Here’s a riddle: What has five letters, sits close to the heart and keeps human beings safer than most security tools on the market? The answer: Your veins.
Vein recognition has emerged as one of the hottest ways to combat the security challenges associated with existing facial recognition technologies. A number of negative cases around facial recognition have been in the news — identical twins fooling Face ID and a 10-year-old son unlocking his mother’s mobile phone.
So what makes vein recognition different?
Let’s look at Apple’s approach to looking at the facial vein structure in the patent it filed earlier this year for the technology around the Apple Watch. The company’s strategy brought much-needed innovation to physiological biometrics regarding both ease of adoption and increased security.
Put simply, Face ID devices already use infrared light. And infrared light has proven suitable for vein detection. Therefore, extending Face ID to facial veins will not need substantial hardware changes.
In comparison, the hardware changes that come with other devices that aren’t already using infrared technology bring a new spectrum of risks for the device makers. For example, unexpected behavior could arise and affect usability. Remember the Samsung Galaxy Fold debacle? Not only was the product itself defective, but Samsung’s brand reputation was also defaced as users took to social media and the CEO admitted embarrassment. While not all hardware changes are as big as adding foldable displays, they do come with some risk and there are no online updates for hardware.
The adoption of fundamental changes takes time and likely even multiple device generations to get it entirely right. Even smaller, more slight hardware modifications that the hardware makers could add in less time still need to wait until the next device model, making Apple’s Face ID devices the clear approach for seamless ease of adoption.
Now let’s talk security. When it comes to facial recognition, many consumers are concerned with the twin-attack and the technology’s overall security. However, more considerable risks exist: consider presentation attacks like this one where researchers cracked Face ID with a composite mask of 3-D-printed plastic, silicone, makeup, and simple paper cutouts, the combination of which tricked an iPhone X into unlocking. In practice, these presentation attacks are much more relevant than the twin-attack. Only a few people have such twins and twins are statistically unlikely to attack their parents or anyone else. Don’t get me wrong, even presentation attacks are hard to run as the attacker first has to get access to a phone. And getting access to the phones of other people doesn’t really scale. In other words, we have seen billions of passwords stolen, but not billions of stolen phones.
Facial vein detection has the potential to improve the presentation attack protection significantly because while it’s possible to print facial images and even face masks today, it’s not easy to print the correct infrared-light detectable vein structure. First, images on Facebook don’t expose a person’s infrared vein structure and second, it’s not possible to print the structure with typical hardware such that it looks similar when looking at the infrared picture of it.
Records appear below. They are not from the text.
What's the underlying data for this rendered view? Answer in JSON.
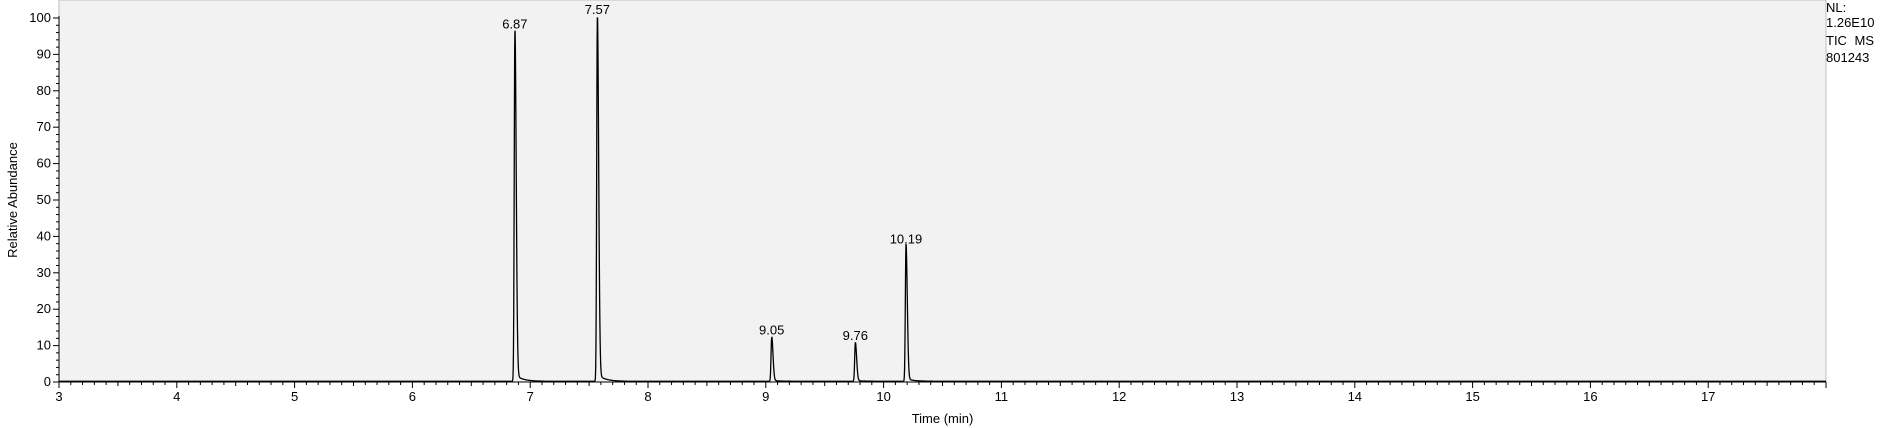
{
  "chart_data": {
    "type": "line",
    "title": "",
    "xlabel": "Time (min)",
    "ylabel": "Relative Abundance",
    "xlim": [
      3,
      18
    ],
    "ylim": [
      0,
      100
    ],
    "x_ticks": [
      3,
      4,
      5,
      6,
      7,
      8,
      9,
      10,
      11,
      12,
      13,
      14,
      15,
      16,
      17
    ],
    "y_ticks": [
      0,
      10,
      20,
      30,
      40,
      50,
      60,
      70,
      80,
      90,
      100
    ],
    "grid": false,
    "background": "#f2f2f2",
    "line_color": "#000000",
    "peaks": [
      {
        "rt": 6.87,
        "label": "6.87",
        "height": 96
      },
      {
        "rt": 7.57,
        "label": "7.57",
        "height": 100
      },
      {
        "rt": 9.05,
        "label": "9.05",
        "height": 12
      },
      {
        "rt": 9.76,
        "label": "9.76",
        "height": 10.5
      },
      {
        "rt": 10.19,
        "label": "10.19",
        "height": 37
      }
    ]
  },
  "info": {
    "nl_label": "NL:",
    "nl_value": "1.26E10",
    "trace": "TIC  MS",
    "sample": "801243"
  }
}
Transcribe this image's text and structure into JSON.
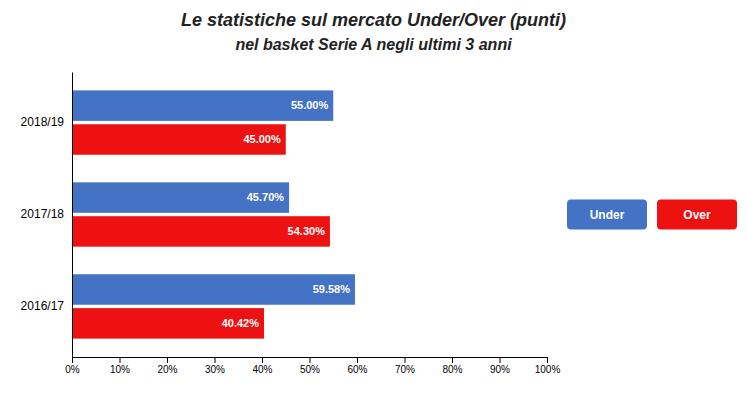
{
  "chart_data": {
    "type": "bar",
    "orientation": "horizontal",
    "title": "Le statistiche sul mercato Under/Over (punti)",
    "subtitle": "nel basket Serie A negli ultimi 3 anni",
    "categories": [
      "2018/19",
      "2017/18",
      "2016/17"
    ],
    "series": [
      {
        "name": "Under",
        "color": "#4472C4",
        "values": [
          55.0,
          45.7,
          59.58
        ],
        "value_labels": [
          "55.00%",
          "45.70%",
          "59.58%"
        ]
      },
      {
        "name": "Over",
        "color": "#EE1111",
        "values": [
          45.0,
          54.3,
          40.42
        ],
        "value_labels": [
          "45.00%",
          "54.30%",
          "40.42%"
        ]
      }
    ],
    "xlim": [
      0,
      100
    ],
    "xticks": [
      {
        "value": 0,
        "label": "0%"
      },
      {
        "value": 10,
        "label": "10%"
      },
      {
        "value": 20,
        "label": "20%"
      },
      {
        "value": 30,
        "label": "30%"
      },
      {
        "value": 40,
        "label": "40%"
      },
      {
        "value": 50,
        "label": "50%"
      },
      {
        "value": 60,
        "label": "60%"
      },
      {
        "value": 70,
        "label": "70%"
      },
      {
        "value": 80,
        "label": "80%"
      },
      {
        "value": 90,
        "label": "90%"
      },
      {
        "value": 100,
        "label": "100%"
      }
    ],
    "data_labels": true,
    "legend": "right",
    "grid": false
  }
}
But how can we leverage these new and improved modalities in the market quickly and easily? With FIDO authentication, the right abstraction layers are in place to introduce new modalities and get instant interoperability with apps and server-side authentication infrastructure. This makes the adoption of new biometric methods faster and fosters innovation.
Furthermore, getting such facial vein-based authenticator FIDO certified – including the biometrics – lets relying parties understand the improved security level. It’s another advantage from meeting the FIDO Alliance requirements for presentation attack protection. The Alliance will likely make these requirements more strict over time, further helping to combat both presentation attacks, as well as a wide array of other scalable attacks.
Very similar to scalable business models, scalable attacks come with a negligible variable cost, and digital technology gets misused and reaches millions of victims. There have been countless attacks to steal passwords from servers, and the magnitude of these incidents boils down to a few considerations.
First, with these scalable attacks, the attackers are potentially located anywhere in the world and still affect the victim. Second, there’s not only one person affected, but millions or even hundreds of millions. As a result, there’s a significant global damage, to say the least.
Stealing passwords from servers is just one example. Remotely attacking lots of user devices for stealing credentials, misusing credentials on a device, or misusing authenticated sessions are other examples of scalable attacks.
Beyond this, vein recognition can also protect against targeted physical attacks — a noticeable security concern given that out of the 55.5 million smartphones in the UK in 2018, 329,000 were stolen. While these attacks are less scalable given the cost and effort required to steal a single device, it’s still a substantial problem, and therefore consumers still seek protection against such cases.
The FIDO Alliance runs an Authenticator Certification program to combat this issue that supports multiple security levels. Level 1 and 1+ focus on attacks via malware. Levels 2 and 2+ add some protection against physical attacks, and Level 3 and 3+ adds substantial protection against physical attacks. For example, Level 3 and 3+ offer protection against extracting secrets from stolen devices taken into labs for “decapping” the chips to extract the secrets.
In conjunction with the security running through people’s veins, professionals and consumers alike can take advantage of the smartest, easiest combination of security protocols to protect themselves and their assets. While actual products with vein biometrics are several months, if not years away, the technology shows great promise. When in doubt: trust what’s in your blood.